Economists warn delayed tariff refund may cost American taxpayers far more than expected
Close to two weeks ago, on February 20, the Supreme Court of the United States strong-armed the President's hopes about exactly how much control he actually has and can exercise. In a landmark ruling, the Supreme Court struck down tariffs that the United States had levied on its trading partners. The apex court reinforced that the tariffs imposed on imports that were invoked under the International Emergency Economic Powers Act (IEEPA) were unconstitutional and that the statute does not authorize the use of tariffs. The president was way over his rights to do so, and only the US Congress has the power to call for such a move.
Since then, the tariffs have been a hot selling point, with many companies wondering if they would ever see the light of day with respect to refunds. The tariffs have raked in close to $175 billion in revenue for the United States, and Trump was banking on this amount to keep up his campaign promises of rebates and refunds, even going so far as to say that soon, income taxes would cease to exist as tariffs would be the alternative that eases the burden of taxpayers. As per a report in Newsweek, economists have thrown caution to the wind with foresight on the havoc these refunds would wreak on taxpayers if they were to be delayed.

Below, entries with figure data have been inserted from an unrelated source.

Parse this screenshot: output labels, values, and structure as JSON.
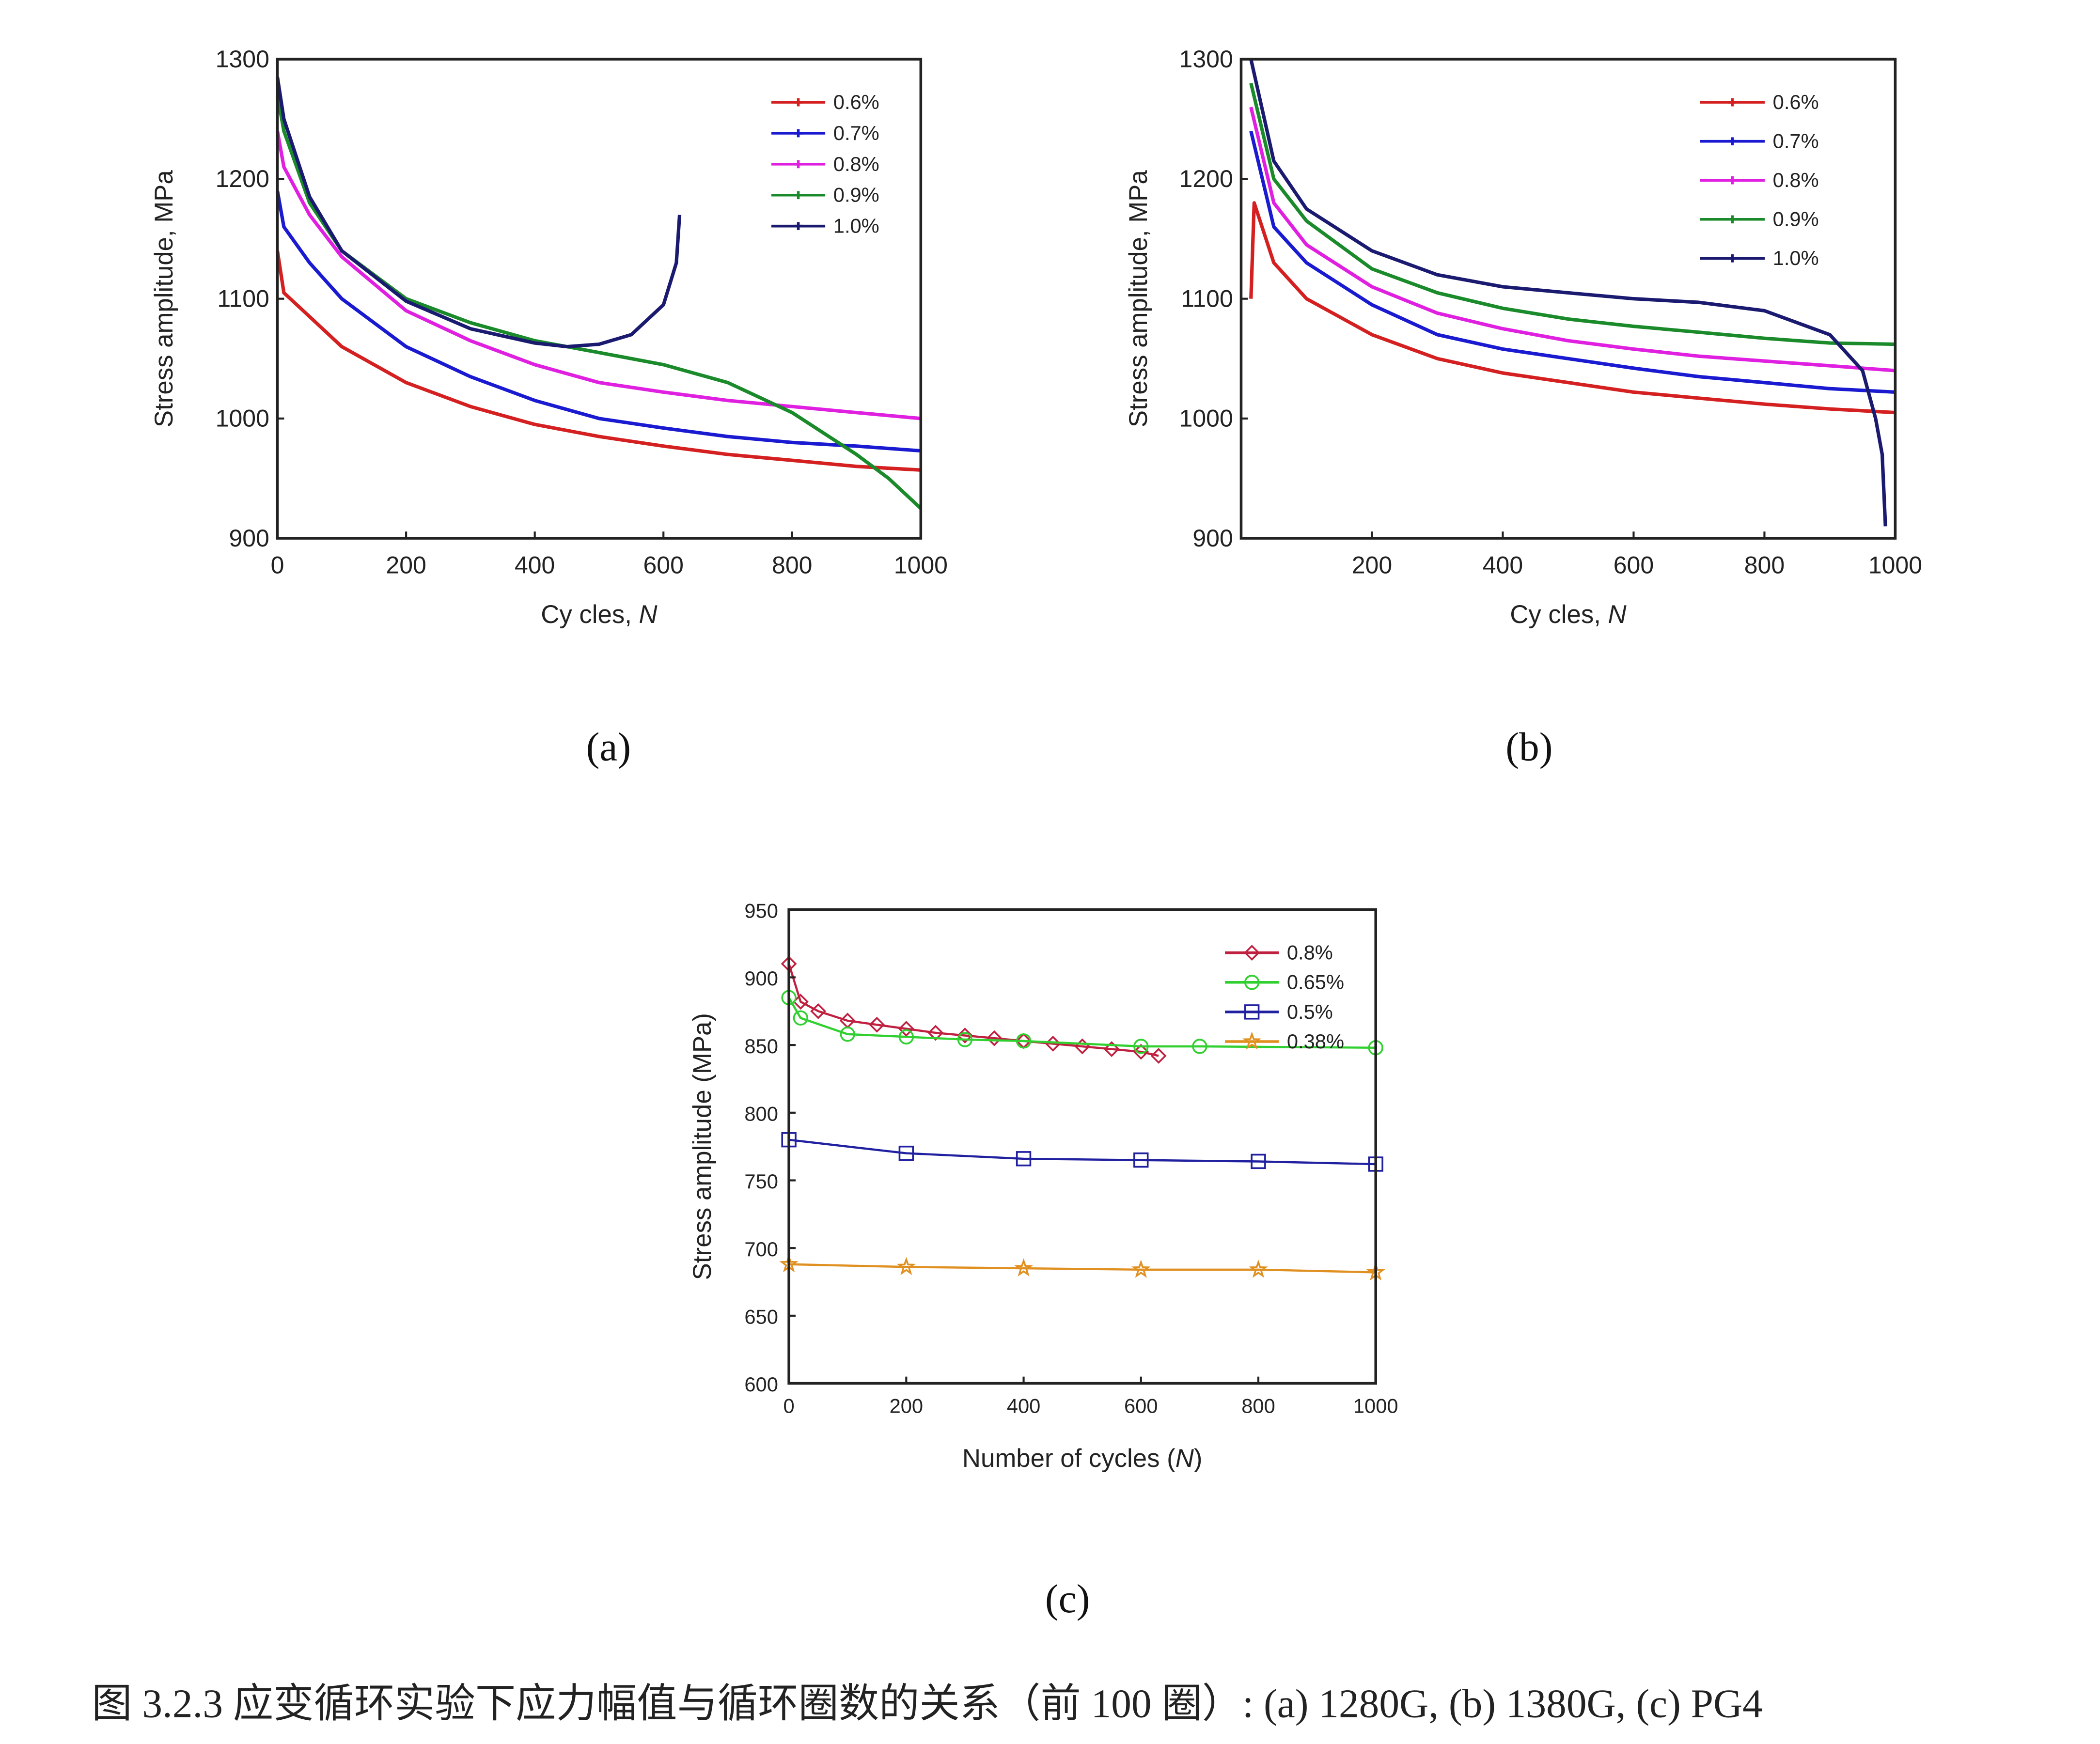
{
  "caption": "图 3.2.3 应变循环实验下应力幅值与循环圈数的关系（前 100 圈）: (a) 1280G, (b) 1380G, (c) PG4",
  "chart_data": [
    {
      "type": "line",
      "panel_label": "(a)",
      "ylabel": "Stress amplitude, MPa",
      "xlabel": "Cy cles, ",
      "xlabel_var": "N",
      "xlabel_end": "",
      "xlim": [
        0,
        1000
      ],
      "ylim": [
        900,
        1300
      ],
      "xticks": [
        "0",
        "200",
        "400",
        "600",
        "800",
        "1000"
      ],
      "xtick_values": [
        0,
        200,
        400,
        600,
        800,
        1000
      ],
      "yticks": [
        "900",
        "1000",
        "1100",
        "1200",
        "1300"
      ],
      "ytick_values": [
        900,
        1000,
        1100,
        1200,
        1300
      ],
      "legend_position": "top-right",
      "series": [
        {
          "name": "0.6%",
          "color": "#d42020",
          "marker": "tick",
          "x": [
            0,
            10,
            50,
            100,
            200,
            300,
            400,
            500,
            600,
            700,
            800,
            900,
            1000
          ],
          "y": [
            1140,
            1105,
            1085,
            1060,
            1030,
            1010,
            995,
            985,
            977,
            970,
            965,
            960,
            957
          ]
        },
        {
          "name": "0.7%",
          "color": "#1a1ad0",
          "marker": "tick",
          "x": [
            0,
            10,
            50,
            100,
            200,
            300,
            400,
            500,
            600,
            700,
            800,
            900,
            1000
          ],
          "y": [
            1190,
            1160,
            1130,
            1100,
            1060,
            1035,
            1015,
            1000,
            992,
            985,
            980,
            977,
            973
          ]
        },
        {
          "name": "0.8%",
          "color": "#e020e0",
          "marker": "tick",
          "x": [
            0,
            10,
            50,
            100,
            200,
            300,
            400,
            500,
            600,
            700,
            800,
            900,
            1000
          ],
          "y": [
            1240,
            1210,
            1170,
            1135,
            1090,
            1065,
            1045,
            1030,
            1022,
            1015,
            1010,
            1005,
            1000
          ]
        },
        {
          "name": "0.9%",
          "color": "#1a8a2a",
          "marker": "tick",
          "x": [
            0,
            10,
            50,
            100,
            200,
            300,
            400,
            500,
            600,
            700,
            800,
            900,
            950,
            1000
          ],
          "y": [
            1270,
            1240,
            1180,
            1140,
            1100,
            1080,
            1065,
            1055,
            1045,
            1030,
            1005,
            970,
            950,
            925
          ]
        },
        {
          "name": "1.0%",
          "color": "#1a1a70",
          "marker": "tick",
          "x": [
            0,
            10,
            50,
            100,
            200,
            300,
            400,
            450,
            500,
            550,
            600,
            620,
            625
          ],
          "y": [
            1285,
            1250,
            1185,
            1140,
            1098,
            1075,
            1063,
            1060,
            1062,
            1070,
            1095,
            1130,
            1170
          ]
        }
      ]
    },
    {
      "type": "line",
      "panel_label": "(b)",
      "ylabel": "Stress amplitude, MPa",
      "xlabel": "Cy cles, ",
      "xlabel_var": "N",
      "xlabel_end": "",
      "xlim": [
        0,
        1000
      ],
      "ylim": [
        900,
        1300
      ],
      "xticks": [
        "200",
        "400",
        "600",
        "800",
        "1000"
      ],
      "xtick_values": [
        200,
        400,
        600,
        800,
        1000
      ],
      "yticks": [
        "900",
        "1000",
        "1100",
        "1200",
        "1300"
      ],
      "ytick_values": [
        900,
        1000,
        1100,
        1200,
        1300
      ],
      "legend_position": "top-right",
      "series": [
        {
          "name": "0.6%",
          "color": "#d42020",
          "marker": "tick",
          "x": [
            15,
            20,
            50,
            100,
            200,
            300,
            400,
            500,
            600,
            700,
            800,
            900,
            1000
          ],
          "y": [
            1100,
            1180,
            1130,
            1100,
            1070,
            1050,
            1038,
            1030,
            1022,
            1017,
            1012,
            1008,
            1005
          ]
        },
        {
          "name": "0.7%",
          "color": "#1a1ad0",
          "marker": "tick",
          "x": [
            15,
            50,
            100,
            200,
            300,
            400,
            500,
            600,
            700,
            800,
            900,
            1000
          ],
          "y": [
            1240,
            1160,
            1130,
            1095,
            1070,
            1058,
            1050,
            1042,
            1035,
            1030,
            1025,
            1022
          ]
        },
        {
          "name": "0.8%",
          "color": "#e020e0",
          "marker": "tick",
          "x": [
            15,
            50,
            100,
            200,
            300,
            400,
            500,
            600,
            700,
            800,
            900,
            1000
          ],
          "y": [
            1260,
            1180,
            1145,
            1110,
            1088,
            1075,
            1065,
            1058,
            1052,
            1048,
            1044,
            1040
          ]
        },
        {
          "name": "0.9%",
          "color": "#1a8a2a",
          "marker": "tick",
          "x": [
            15,
            50,
            100,
            200,
            300,
            400,
            500,
            600,
            700,
            800,
            900,
            1000
          ],
          "y": [
            1280,
            1200,
            1165,
            1125,
            1105,
            1092,
            1083,
            1077,
            1072,
            1067,
            1063,
            1062
          ]
        },
        {
          "name": "1.0%",
          "color": "#1a1a70",
          "marker": "tick",
          "x": [
            15,
            50,
            100,
            200,
            300,
            400,
            500,
            600,
            700,
            800,
            900,
            950,
            970,
            980,
            985
          ],
          "y": [
            1300,
            1215,
            1175,
            1140,
            1120,
            1110,
            1105,
            1100,
            1097,
            1090,
            1070,
            1040,
            1000,
            970,
            910
          ]
        }
      ]
    },
    {
      "type": "line",
      "panel_label": "(c)",
      "ylabel": "Stress amplitude (MPa)",
      "xlabel": "Number of cycles (",
      "xlabel_var": "N",
      "xlabel_end": ")",
      "xlim": [
        0,
        1000
      ],
      "ylim": [
        600,
        950
      ],
      "xticks": [
        "0",
        "200",
        "400",
        "600",
        "800",
        "1000"
      ],
      "xtick_values": [
        0,
        200,
        400,
        600,
        800,
        1000
      ],
      "yticks": [
        "600",
        "650",
        "700",
        "750",
        "800",
        "850",
        "900",
        "950"
      ],
      "ytick_values": [
        600,
        650,
        700,
        750,
        800,
        850,
        900,
        950
      ],
      "legend_position": "top-right",
      "series": [
        {
          "name": "0.8%",
          "color": "#c02040",
          "marker": "diamond",
          "x": [
            0,
            20,
            50,
            100,
            150,
            200,
            250,
            300,
            350,
            400,
            450,
            500,
            550,
            600,
            630
          ],
          "y": [
            910,
            882,
            875,
            868,
            865,
            862,
            859,
            857,
            855,
            853,
            851,
            849,
            847,
            845,
            842
          ]
        },
        {
          "name": "0.65%",
          "color": "#30d030",
          "marker": "circle",
          "x": [
            0,
            20,
            100,
            200,
            300,
            400,
            600,
            700,
            1000
          ],
          "y": [
            885,
            870,
            858,
            856,
            854,
            853,
            849,
            849,
            848
          ]
        },
        {
          "name": "0.5%",
          "color": "#2020a0",
          "marker": "square",
          "x": [
            0,
            200,
            400,
            600,
            800,
            1000
          ],
          "y": [
            780,
            770,
            766,
            765,
            764,
            762
          ]
        },
        {
          "name": "0.38%",
          "color": "#e09020",
          "marker": "star",
          "x": [
            0,
            200,
            400,
            600,
            800,
            1000
          ],
          "y": [
            688,
            686,
            685,
            684,
            684,
            682
          ]
        }
      ]
    }
  ]
}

The free-market-oriented Cato Institute published a recent analysis in which it claimed that sitting on $175 billion while the Trump administration reneges on its promises of a refund is costing the U.S. $20 million per day. The month-on-month liability from compounding this interest comes up to $700 million per month, a cost not worth bearing just through delays. We'll break this down. After the court's decision is announced, it takes 32 days from the date of the order for the court to send this decision to the Court of Appeals for the Federal Circuit, wherein multiple companies across the globe have lined up as plaintiffs to request the court to expedite the case of refunds by remanding it to the Court of International Trade.
Adding to the 32-day customary period, the government's lawyers have requested a 90-day pause on this initial process by the CAFC. So by the time the case comes to the Court of International Trade, it would be June 22, approximately. Interest compounds at an annual rate of 4.5% - similar to the IRS's compound rates on overpayments above $10,000. Calculations based on this roughly put the interest accrued per month at $700 million. Just through this 120-plus-day delay that the government has been pushing for, taxpayers will have approximately $3 billion in interest on their hands.
And if we were to go by the President's words and literal strategy to drag this refund issue in courts until the end of his term, then the American public will have about an extra $23 billion that they owe importers. The question begs: Is delaying refunds the right way to go about it? Having painted this grim picture, we also bear some news of relief. The request by the administration's lawyers to pause any action regarding tariff refunds for 90 days has been rejected by the CAFC. So if President Trump were to put his mind to it in the best interests of taxpayers who have not yet been passed on the entirety of the tariffs by some companies through price hikes, tariff refunds processed at the earliest could salvage this quagmire that the U.S. has found itself in.